American civil rights activist (1929–2019)

Theresa Burroughs (1929 – May 22, 2019) was an active participant in the civil rights movement during the 1960s. She worked to secure the right to vote for blacks in Alabama and the rest of the Southern United States. In 1965 she was attacked and arrested by state troopers and sheriff's deputies along with other civil rights demonstrators attempting to cross the Edmund Pettus Bridge in Selma, Alabama. She was the founder of the Safe House Black History Museum in Greensboro, Alabama, the location where the Reverend Dr.

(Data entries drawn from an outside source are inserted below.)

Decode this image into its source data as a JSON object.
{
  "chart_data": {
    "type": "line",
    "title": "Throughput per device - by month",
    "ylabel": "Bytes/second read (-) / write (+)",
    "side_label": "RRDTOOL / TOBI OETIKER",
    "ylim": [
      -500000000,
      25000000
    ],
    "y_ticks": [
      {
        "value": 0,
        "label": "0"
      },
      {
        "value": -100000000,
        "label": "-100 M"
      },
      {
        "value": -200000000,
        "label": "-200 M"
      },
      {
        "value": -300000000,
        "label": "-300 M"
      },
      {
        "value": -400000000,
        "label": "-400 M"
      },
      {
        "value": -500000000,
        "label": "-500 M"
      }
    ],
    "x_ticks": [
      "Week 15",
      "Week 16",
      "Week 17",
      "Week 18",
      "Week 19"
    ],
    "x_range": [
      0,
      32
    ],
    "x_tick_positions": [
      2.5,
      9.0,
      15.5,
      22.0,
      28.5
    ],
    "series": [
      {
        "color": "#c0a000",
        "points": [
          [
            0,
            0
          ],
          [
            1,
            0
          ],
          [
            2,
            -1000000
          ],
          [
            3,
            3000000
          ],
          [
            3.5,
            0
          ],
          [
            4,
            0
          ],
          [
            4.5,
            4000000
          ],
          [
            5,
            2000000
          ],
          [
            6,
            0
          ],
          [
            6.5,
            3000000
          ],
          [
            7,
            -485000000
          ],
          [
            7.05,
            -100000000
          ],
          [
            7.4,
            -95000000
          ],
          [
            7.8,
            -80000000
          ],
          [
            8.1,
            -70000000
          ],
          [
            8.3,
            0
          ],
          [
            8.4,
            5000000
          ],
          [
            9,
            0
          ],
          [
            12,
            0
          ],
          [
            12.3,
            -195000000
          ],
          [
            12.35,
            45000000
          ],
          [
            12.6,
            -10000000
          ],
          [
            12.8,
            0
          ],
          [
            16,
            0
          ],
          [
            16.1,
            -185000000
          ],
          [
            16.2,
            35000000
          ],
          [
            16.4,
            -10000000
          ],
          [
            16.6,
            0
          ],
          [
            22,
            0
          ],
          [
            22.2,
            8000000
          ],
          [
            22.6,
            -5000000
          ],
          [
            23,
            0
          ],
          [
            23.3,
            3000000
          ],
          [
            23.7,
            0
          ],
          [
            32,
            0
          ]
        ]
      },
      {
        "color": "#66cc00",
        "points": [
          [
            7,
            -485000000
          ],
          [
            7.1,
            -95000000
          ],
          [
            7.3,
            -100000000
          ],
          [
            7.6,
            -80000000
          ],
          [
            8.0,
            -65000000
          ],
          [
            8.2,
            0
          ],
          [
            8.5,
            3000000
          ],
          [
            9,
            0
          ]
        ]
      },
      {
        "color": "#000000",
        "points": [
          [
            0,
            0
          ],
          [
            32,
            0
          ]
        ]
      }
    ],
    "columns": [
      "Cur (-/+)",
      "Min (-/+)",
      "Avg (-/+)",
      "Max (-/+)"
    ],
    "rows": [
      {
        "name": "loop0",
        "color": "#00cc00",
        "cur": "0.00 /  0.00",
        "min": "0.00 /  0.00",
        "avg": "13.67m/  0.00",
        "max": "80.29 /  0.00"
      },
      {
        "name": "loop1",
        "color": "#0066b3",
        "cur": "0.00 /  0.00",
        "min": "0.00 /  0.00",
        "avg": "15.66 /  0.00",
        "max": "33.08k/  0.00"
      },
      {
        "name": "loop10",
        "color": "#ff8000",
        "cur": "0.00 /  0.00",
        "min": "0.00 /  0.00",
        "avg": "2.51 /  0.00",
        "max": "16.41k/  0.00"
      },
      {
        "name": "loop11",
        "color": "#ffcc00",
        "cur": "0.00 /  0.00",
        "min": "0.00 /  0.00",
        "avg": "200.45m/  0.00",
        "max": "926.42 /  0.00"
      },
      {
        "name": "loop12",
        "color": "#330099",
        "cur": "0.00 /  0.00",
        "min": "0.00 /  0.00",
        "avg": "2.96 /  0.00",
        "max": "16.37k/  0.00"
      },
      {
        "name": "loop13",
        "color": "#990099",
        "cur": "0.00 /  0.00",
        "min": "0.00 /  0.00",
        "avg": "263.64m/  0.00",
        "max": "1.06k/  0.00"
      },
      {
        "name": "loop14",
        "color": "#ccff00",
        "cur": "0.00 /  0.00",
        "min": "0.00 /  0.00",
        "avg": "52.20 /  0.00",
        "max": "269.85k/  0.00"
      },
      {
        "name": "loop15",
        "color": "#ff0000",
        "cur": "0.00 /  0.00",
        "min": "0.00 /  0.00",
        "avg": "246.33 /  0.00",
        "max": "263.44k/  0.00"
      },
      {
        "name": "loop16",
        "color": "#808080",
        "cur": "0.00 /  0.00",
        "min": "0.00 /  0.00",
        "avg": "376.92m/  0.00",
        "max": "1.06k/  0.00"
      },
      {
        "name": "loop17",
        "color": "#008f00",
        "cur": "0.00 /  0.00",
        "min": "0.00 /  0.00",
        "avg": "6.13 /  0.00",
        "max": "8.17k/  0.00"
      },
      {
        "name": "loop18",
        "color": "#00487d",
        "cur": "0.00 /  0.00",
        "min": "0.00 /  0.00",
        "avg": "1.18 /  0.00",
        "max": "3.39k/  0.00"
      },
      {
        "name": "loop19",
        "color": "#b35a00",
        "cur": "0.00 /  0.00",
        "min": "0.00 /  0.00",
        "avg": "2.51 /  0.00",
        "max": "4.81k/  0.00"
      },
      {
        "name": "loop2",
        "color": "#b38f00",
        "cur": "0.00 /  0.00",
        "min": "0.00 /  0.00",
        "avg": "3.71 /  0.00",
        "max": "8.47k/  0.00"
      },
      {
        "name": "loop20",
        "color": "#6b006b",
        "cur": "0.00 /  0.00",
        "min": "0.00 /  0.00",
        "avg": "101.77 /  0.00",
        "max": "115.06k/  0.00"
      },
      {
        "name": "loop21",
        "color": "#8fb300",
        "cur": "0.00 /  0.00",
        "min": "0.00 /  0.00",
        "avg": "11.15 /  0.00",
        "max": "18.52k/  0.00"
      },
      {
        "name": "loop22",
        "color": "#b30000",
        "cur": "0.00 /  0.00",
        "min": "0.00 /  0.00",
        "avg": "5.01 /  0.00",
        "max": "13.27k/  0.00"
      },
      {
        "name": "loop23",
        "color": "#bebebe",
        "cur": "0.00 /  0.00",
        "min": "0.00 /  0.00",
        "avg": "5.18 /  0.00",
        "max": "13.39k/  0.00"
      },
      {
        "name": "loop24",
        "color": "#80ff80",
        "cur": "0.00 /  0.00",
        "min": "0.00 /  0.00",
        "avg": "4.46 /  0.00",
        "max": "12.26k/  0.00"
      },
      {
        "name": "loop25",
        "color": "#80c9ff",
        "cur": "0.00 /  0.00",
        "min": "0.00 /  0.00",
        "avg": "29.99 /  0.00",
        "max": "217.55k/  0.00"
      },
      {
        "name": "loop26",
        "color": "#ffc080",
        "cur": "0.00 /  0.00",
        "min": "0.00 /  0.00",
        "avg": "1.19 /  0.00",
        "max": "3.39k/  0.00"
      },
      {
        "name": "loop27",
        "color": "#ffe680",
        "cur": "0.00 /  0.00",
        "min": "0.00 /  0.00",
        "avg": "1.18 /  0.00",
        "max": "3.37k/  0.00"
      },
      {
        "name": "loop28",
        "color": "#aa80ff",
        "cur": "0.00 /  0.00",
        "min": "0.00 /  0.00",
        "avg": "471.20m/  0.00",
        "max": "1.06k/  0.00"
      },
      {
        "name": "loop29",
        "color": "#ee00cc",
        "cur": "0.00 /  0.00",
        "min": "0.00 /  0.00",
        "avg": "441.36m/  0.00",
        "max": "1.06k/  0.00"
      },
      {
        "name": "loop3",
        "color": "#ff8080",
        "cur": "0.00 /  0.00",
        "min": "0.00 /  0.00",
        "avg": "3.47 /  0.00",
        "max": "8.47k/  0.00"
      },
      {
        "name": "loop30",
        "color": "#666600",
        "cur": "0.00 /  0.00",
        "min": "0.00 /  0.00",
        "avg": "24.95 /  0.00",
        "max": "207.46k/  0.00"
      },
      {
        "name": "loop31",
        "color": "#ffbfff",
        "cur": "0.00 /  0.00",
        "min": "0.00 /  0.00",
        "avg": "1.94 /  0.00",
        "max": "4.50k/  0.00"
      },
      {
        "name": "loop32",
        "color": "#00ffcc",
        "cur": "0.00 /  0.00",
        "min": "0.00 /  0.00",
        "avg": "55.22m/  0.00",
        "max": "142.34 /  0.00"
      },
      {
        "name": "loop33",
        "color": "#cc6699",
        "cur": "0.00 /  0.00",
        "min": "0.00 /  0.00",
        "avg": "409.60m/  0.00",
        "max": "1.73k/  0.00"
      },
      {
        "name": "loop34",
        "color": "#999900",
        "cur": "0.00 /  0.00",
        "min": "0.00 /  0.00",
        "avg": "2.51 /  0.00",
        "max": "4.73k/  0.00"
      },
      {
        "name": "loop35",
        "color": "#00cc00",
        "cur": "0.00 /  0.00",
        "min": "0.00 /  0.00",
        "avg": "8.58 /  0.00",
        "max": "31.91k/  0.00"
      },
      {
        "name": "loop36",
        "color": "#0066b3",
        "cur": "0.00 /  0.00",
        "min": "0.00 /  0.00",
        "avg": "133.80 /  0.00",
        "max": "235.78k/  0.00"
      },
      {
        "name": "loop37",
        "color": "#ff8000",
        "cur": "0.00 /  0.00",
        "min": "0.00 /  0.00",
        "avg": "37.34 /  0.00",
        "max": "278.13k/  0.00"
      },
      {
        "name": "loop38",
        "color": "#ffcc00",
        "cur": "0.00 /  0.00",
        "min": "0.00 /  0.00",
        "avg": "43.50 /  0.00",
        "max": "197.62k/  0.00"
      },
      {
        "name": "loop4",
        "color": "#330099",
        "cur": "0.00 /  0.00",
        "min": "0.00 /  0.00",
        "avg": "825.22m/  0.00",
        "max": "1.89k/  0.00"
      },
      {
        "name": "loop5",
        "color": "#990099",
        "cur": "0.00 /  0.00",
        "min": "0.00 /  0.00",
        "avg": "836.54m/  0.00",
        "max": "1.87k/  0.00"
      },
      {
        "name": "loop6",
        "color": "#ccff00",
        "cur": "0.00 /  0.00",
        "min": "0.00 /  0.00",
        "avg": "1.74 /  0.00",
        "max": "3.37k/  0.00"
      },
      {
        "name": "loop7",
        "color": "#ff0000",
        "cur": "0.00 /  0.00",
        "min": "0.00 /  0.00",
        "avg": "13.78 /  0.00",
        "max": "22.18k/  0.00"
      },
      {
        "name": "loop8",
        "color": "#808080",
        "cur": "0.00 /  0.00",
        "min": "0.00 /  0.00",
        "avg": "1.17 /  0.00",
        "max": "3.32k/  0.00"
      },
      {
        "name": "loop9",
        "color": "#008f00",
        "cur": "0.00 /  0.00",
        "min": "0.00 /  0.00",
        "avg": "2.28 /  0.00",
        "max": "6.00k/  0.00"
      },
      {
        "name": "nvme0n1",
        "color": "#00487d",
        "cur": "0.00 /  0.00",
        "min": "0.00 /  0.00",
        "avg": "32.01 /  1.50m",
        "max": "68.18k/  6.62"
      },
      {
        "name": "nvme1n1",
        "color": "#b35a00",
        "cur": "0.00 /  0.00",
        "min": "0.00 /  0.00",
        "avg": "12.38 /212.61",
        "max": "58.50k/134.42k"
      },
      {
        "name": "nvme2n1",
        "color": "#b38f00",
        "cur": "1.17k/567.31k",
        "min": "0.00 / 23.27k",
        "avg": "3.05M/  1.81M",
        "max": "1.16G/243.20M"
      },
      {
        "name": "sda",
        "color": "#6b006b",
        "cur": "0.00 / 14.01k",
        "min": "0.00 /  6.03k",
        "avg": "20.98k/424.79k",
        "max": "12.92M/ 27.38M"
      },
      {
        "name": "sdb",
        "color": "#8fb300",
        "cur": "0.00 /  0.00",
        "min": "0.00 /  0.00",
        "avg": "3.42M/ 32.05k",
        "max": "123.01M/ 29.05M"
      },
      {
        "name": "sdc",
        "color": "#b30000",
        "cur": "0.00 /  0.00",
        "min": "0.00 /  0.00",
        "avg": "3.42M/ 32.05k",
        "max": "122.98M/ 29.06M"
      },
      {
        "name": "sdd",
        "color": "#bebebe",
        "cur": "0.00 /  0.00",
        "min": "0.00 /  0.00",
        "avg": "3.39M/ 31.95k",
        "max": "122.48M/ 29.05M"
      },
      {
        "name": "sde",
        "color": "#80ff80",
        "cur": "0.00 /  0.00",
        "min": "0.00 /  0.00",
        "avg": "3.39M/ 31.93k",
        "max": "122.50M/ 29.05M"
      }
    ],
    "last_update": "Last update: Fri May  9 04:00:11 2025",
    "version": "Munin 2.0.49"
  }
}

Martin Luther King Jr. was hidden from the Ku Klux Klan during his visit to Alabama in 1968. Burroughs was a childhood friend of King's wife, Coretta Scott King.

Burroughs was a cosmetologist and ran a beauty parlor called "In Beauty's Care" in Greensboro, which she opened a few years before the night she hid King in her mother's home next door to the beauty shop.

Theresa Burroughs came to StoryCorps to tell her daughter Toni Love about registering to vote. The interview took place on November 21, 2005, was recorded in Tuscaloosa, Alabama, and was featured in the book, “Listening Is an Act of Love” by Dave Isay.

Her parents were Mattie and Napoleon Turner. She died on May 25, 2019, in Greensboro, Alabama, at the age of 89.